(Перевод Р. Гальпериной)
Не важно, где и как мы умрем,
Было бы здоровье, чтобы все увидеть.
«Бродяга из бродяг», секстина.
Быть может, величайшая прелесть бродяжнической жизни в том, что она не знает однообразия. В Царстве Бродяг жизнь постоянно меняет свою личину; это причудливая фантасмагория, где невозможное становится возможным и за каждым поворотом дороги прячется неожиданное — вот-вот оно выглянет из-за куста. Бродяге неведомо, что ждет его в ближайшую минуту, и живет он только настоящим.

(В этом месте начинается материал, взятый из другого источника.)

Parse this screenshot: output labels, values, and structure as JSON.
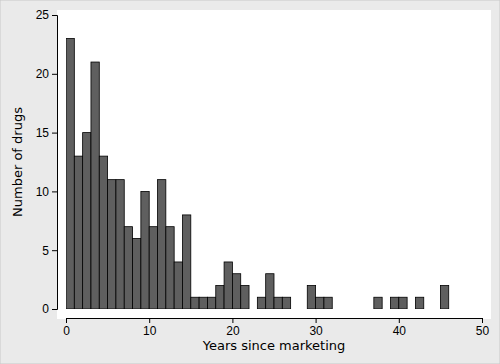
{
  "chart_data": {
    "type": "histogram",
    "x_label": "Years since marketing",
    "y_label": "Number of drugs",
    "bins": [
      0,
      1,
      2,
      3,
      4,
      5,
      6,
      7,
      8,
      9,
      10,
      11,
      12,
      13,
      14,
      15,
      16,
      17,
      18,
      19,
      20,
      21,
      22,
      23,
      24,
      25,
      26,
      27,
      28,
      29,
      30,
      31,
      32,
      33,
      34,
      35,
      36,
      37,
      38,
      39,
      40,
      41,
      42,
      43,
      44,
      45,
      46
    ],
    "values": [
      23,
      13,
      15,
      21,
      13,
      11,
      11,
      7,
      6,
      10,
      7,
      11,
      7,
      4,
      8,
      1,
      1,
      1,
      2,
      4,
      3,
      2,
      0,
      1,
      3,
      1,
      1,
      0,
      0,
      2,
      1,
      1,
      0,
      0,
      0,
      0,
      0,
      1,
      0,
      1,
      1,
      0,
      1,
      0,
      0,
      2
    ],
    "color": "#5f5f5f",
    "xlim": [
      0,
      50
    ],
    "xticks": [
      0,
      10,
      20,
      30,
      40,
      50
    ],
    "ylim": [
      0,
      25
    ],
    "yticks": [
      0,
      5,
      10,
      15,
      20,
      25
    ],
    "grid": false
  }
}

Он познал тщету земных усилий, и величайшая для него радость — бездумно плыть по течению, отдаваясь на волю капризного случая.
Часто вспоминаются мне дни, когда я вел жизнь бесприютного бродяги, и я не перестаю дивиться быстрой смене возникающих в памяти картин. Неважно, на чем остановить свой выбор: ни один день не похож на другой, каждый — сам по себе, у каждого свой калейдоскоп впечатлений. Помню, например, ясный летний день в Харрисбурге, штат Пенсильвания, а особенно его многообещающее начало. Я «напросился в гости» к двум почтенным старым девам, и они угощали меня — не на кухне, а в столовой, посадив с собой за стол. Мы ели яйца из рюмок для яиц. До этого я не видел яичных рюмок и даже не подозревал об их существовании. Признаюсь, я был в затруднении, но голод не тетка, и дело быстро пошло на лад,— я стал так ловко управляться и с рюмкой и с яйцами, что мои девы только глазами хлопали.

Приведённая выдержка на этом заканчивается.